Cool. I love the way you phrased that – "watching the myth of the Akaran family". I was really interested in that dynamic. I don’t think it gives away too much to say the Acacian Empire has an intricate mythology that explains who they are, that justifies their status and purports to demonstrate their morals. Thing is, as we learn more about them we see those myths challenged. Some actual history has been altered. Some of it is outright lies. Some is religious belief that it’s hard to know how to pin down or believe. Some may just have been lost in translation at some point…

I love it that the Akaran children have to discover this firsthand and try to make sense of things when their history and mythology – and their own identity – is revealed as something other than they’d been taught. But at the same time they are creating new myths with their actions. They’re meeting incredible challenges and rising (or not) to situations that future generations may immortalize. But how much of what we’re seeing will survive accurately for those future generations? Depends on who is in power, doesn’t it? I love having stuff like this swimming in the mix of the novel’s themes.

Q: The first section of Acacia: The War with the Mein is set a number of years prior to the following two sections and specifically contrasted with the difference in the ages of the Akaran children between the two time periods. How did you decide on this as your introduction to the trilogy? It had to be tricky to navigate.

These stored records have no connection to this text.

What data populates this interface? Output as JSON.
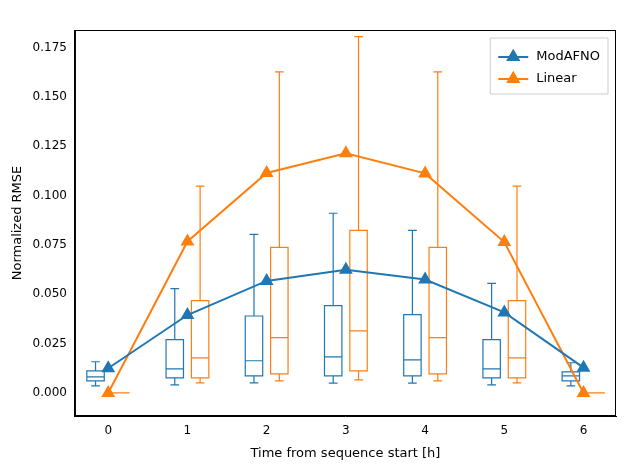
{
  "chart_data": {
    "type": "line",
    "x_label": "Time from sequence start [h]",
    "y_label": "Normalized RMSE",
    "x": [
      0,
      1,
      2,
      3,
      4,
      5,
      6
    ],
    "xlim": [
      -0.42,
      6.41
    ],
    "xticks": [
      0,
      1,
      2,
      3,
      4,
      5,
      6
    ],
    "ylim": [
      -0.0117,
      0.184
    ],
    "yticks": [
      {
        "value": 0,
        "label": "0.000"
      },
      {
        "value": 0.025,
        "label": "0.025"
      },
      {
        "value": 0.05,
        "label": "0.050"
      },
      {
        "value": 0.075,
        "label": "0.075"
      },
      {
        "value": 0.1,
        "label": "0.100"
      },
      {
        "value": 0.125,
        "label": "0.125"
      },
      {
        "value": 0.15,
        "label": "0.150"
      },
      {
        "value": 0.175,
        "label": "0.175"
      }
    ],
    "grid": false,
    "legend": "upper right",
    "series": [
      {
        "name": "ModAFNO",
        "color": "#1f77b4",
        "marker": "triangle",
        "line_style": "solid",
        "values": [
          0.0125,
          0.0395,
          0.0568,
          0.0625,
          0.0575,
          0.0408,
          0.0128
        ],
        "box": {
          "low": [
            0.0036,
            0.0041,
            0.0051,
            0.005,
            0.005,
            0.0041,
            0.0036
          ],
          "q1": [
            0.0061,
            0.0076,
            0.0086,
            0.0086,
            0.0086,
            0.0076,
            0.0061
          ],
          "median": [
            0.0081,
            0.0122,
            0.0163,
            0.0183,
            0.0168,
            0.0122,
            0.0086
          ],
          "q3": [
            0.0112,
            0.027,
            0.039,
            0.0443,
            0.0397,
            0.027,
            0.0107
          ],
          "high": [
            0.0158,
            0.0529,
            0.0804,
            0.0911,
            0.0824,
            0.0555,
            0.0153
          ]
        }
      },
      {
        "name": "Linear",
        "color": "#ff7f0e",
        "marker": "triangle",
        "line_style": "solid",
        "values": [
          0,
          0.0768,
          0.1115,
          0.1215,
          0.1113,
          0.0765,
          0
        ],
        "box": {
          "low": [
            0,
            0.0051,
            0.0061,
            0.0066,
            0.0061,
            0.0051,
            0
          ],
          "q1": [
            0,
            0.0076,
            0.0097,
            0.0112,
            0.0097,
            0.0076,
            0
          ],
          "median": [
            0,
            0.0178,
            0.028,
            0.0315,
            0.028,
            0.0178,
            0
          ],
          "q3": [
            0,
            0.0468,
            0.0738,
            0.0824,
            0.0738,
            0.0468,
            0
          ],
          "high": [
            0,
            0.1048,
            0.1628,
            0.1806,
            0.1628,
            0.1048,
            0
          ]
        }
      }
    ]
  }
}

That’s the result of making choices – something we do as authors all the time – in order to deal with the entire narrative arc of the book in one volume. I knew where the story began and I knew where it ended, but I also felt that to get all the way there in one book I was going to have focus my attention. The set up in necessary for what comes after, but then once the children are scattered to the four corners of the world I felt it was time to get to the crux of what they were going to do about the hand that fate (that’s me) had dealt them. This did mean cutting a lot of material out. There are scenes in my head about those intervening years that others will never read about. But that’s always the case. For all my books I write a lot more stuff than I actually use. A lot of what was cut was dear to me, but so be it. I think the novel kicks into a higher gear as it transitions into the second part, and that’s a good thing.